This article provides insufficient context for those unfamiliar with the subject. |
A common problem in computer programming is called word alignement. One way to increase performance, especially in RISC processors which are designed to maximize raw performance is to require data to loaded or stored on a word boundary. So though memory is commonly addressed by 8 bit bytes, loading a 32 bit integer or 64 bit floating point number would be required to be start at every 64 bits on a 64 bit machine. The processor could flag a fault if it were asked to load a number which was not on such a boundary, or call a routine which would effectively figure out which word or words contained the data and extract the equivalent value. This caused difficulty when the team from Mosaic Software ported their Twin Spreadsheet to the 68000 based Atari ST. The Intel 8086 architecture had no such restrictions. It would also cause difficulties in porting Microsoft Office to Windows NT on MIPS and PowerPC for NEC and IBM. Since the software was not written with such restrictions in mind, designers had to set a bit in the O/S to enable non-aligned data. However since this bit was masked with other flags, it was impossible to keep the O/S from faulting on non-aligned data when other modules used the other flags. This may have been a major factor in abandoning Windows NT on non-Intel processors as they failed as platforms for hosting common Windows applications and one more reason for the baffling dominance of the x86 architecture over technologically elegant rivals.
Technical View
Data structure members are stored sequentially in a memory so that in the structure below the member Data1 will always precede Data2 and Data2 will always precede Data3:
struct MyData { short Data1; short Data2; short Data3; };
If the type "short" is stored in two bytes of memory then each member of the data structure depicted above would be aligned to a boundary of 2 bytes. Data1 would be at offset 0, Data2 at offset 2 and Data3 at offset 4. The size of this structure after would be 6 bytes.

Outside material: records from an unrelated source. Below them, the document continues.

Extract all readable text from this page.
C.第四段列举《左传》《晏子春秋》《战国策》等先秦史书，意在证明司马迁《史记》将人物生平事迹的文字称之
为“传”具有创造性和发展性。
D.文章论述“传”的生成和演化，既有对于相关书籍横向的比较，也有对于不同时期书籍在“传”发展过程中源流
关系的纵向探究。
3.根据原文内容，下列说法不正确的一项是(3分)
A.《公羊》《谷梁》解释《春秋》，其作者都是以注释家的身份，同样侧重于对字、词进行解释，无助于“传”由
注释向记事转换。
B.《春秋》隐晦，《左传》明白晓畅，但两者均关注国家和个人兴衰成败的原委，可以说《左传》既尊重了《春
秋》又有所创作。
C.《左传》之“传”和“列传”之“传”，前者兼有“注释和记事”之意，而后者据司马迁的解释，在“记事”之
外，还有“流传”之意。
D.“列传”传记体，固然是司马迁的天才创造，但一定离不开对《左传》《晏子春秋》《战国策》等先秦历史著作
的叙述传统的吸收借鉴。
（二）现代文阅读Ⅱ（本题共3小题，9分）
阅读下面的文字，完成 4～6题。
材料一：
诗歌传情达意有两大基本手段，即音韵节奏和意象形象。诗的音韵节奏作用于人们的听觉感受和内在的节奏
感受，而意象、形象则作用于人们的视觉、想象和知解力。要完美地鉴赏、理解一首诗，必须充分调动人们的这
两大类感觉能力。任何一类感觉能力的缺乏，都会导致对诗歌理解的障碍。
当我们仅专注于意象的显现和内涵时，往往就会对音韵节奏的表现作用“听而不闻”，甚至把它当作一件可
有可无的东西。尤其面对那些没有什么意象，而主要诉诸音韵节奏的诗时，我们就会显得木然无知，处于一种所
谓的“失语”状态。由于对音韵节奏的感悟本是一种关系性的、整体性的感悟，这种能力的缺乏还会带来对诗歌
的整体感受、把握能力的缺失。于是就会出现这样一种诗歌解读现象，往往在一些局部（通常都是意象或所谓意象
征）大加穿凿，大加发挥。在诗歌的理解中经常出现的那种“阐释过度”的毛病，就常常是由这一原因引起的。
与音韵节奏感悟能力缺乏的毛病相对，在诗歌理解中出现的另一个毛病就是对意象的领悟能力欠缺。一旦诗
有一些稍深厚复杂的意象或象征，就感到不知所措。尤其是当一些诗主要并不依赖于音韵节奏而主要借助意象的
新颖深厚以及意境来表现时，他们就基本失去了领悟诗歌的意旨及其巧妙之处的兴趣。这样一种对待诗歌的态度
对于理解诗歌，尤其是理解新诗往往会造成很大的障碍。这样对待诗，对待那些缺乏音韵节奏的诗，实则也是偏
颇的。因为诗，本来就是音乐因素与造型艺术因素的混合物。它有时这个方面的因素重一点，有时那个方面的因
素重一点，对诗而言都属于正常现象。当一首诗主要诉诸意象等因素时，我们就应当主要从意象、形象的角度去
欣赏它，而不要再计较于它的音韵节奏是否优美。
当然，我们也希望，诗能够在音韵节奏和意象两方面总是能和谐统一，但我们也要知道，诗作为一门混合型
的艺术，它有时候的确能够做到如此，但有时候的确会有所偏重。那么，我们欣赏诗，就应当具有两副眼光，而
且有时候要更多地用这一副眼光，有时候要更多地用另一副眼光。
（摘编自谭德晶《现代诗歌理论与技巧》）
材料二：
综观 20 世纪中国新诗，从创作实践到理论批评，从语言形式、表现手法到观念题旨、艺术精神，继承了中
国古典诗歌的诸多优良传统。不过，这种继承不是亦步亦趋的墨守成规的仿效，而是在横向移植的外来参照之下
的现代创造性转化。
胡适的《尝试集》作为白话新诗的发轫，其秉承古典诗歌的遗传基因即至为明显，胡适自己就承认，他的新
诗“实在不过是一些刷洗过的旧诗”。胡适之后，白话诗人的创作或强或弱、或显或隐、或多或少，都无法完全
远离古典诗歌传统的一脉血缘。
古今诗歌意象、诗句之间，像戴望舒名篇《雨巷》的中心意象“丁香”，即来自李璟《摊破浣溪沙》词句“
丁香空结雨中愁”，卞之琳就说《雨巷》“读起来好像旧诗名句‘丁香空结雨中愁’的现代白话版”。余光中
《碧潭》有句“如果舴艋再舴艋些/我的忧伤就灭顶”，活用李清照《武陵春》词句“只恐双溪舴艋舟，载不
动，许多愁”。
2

The type of each member of the structure usually has a required alignment, meaning that it will, unless otherwise requested by the programmer, be aligned on a pre-determined boundary. As a rule of thumb an integral data member will align to a boundary equal to its own size. The following typical requirements are valid for compilers from Microsoft and Borland:
A byte aligns to any byte boundary.
A short word (consisting of two bytes) aligns to a two byte boundary.
A long word (four bytes) aligns to a four byte boundary.
Here is a structure with members of various types, totaling 8 bytes before compilation:
struct MixedData { byte Data1; short Data2; long Data3; byte Data4; };
After compilation the data structure will be supplemented with padding bytes to ensure a proper alignment for each of its member:
struct MixedData (after compilation) { byte Data1; byte Padding[1]; short Data2; long Data3; byte Data4; byte Padding[3]; };
The compiled size of the structure is now 12 bytes. It is important to note that the last member is padded with the number of bytes required to conform to the largest type of the structure. In this case 3 bytes are added to the last member to pad the structure to the size of a long word.
It’s possible to change the alignment of structures to reduce the memory they require (or to conform to an existing format) by changing the compiler’s alignment (or “packing”) of structure members.
Requesting that the “MixedData” structure above be aligned to a one byte boundary will have the compiler discard the pre-determined alignment of the members and no padding bytes would be inserted.
While there is no standard way of defining the alignment of structure member, some compilers use #pragma directives to specify packing inside source files. Here is an example:
#pragma pack( push ) ; push current alignment to stack #pragma pack( 1 ) ; set alignment to 1 byte boundary struct MyPackedData { byte Data1; long Data2; byte Data3; }; #pragma pack( pop ) ; restore original alignment from stack
This structure would have a compiled size of 6 bytes. The above directives are available in compilers from Microsoft, Borland and many others.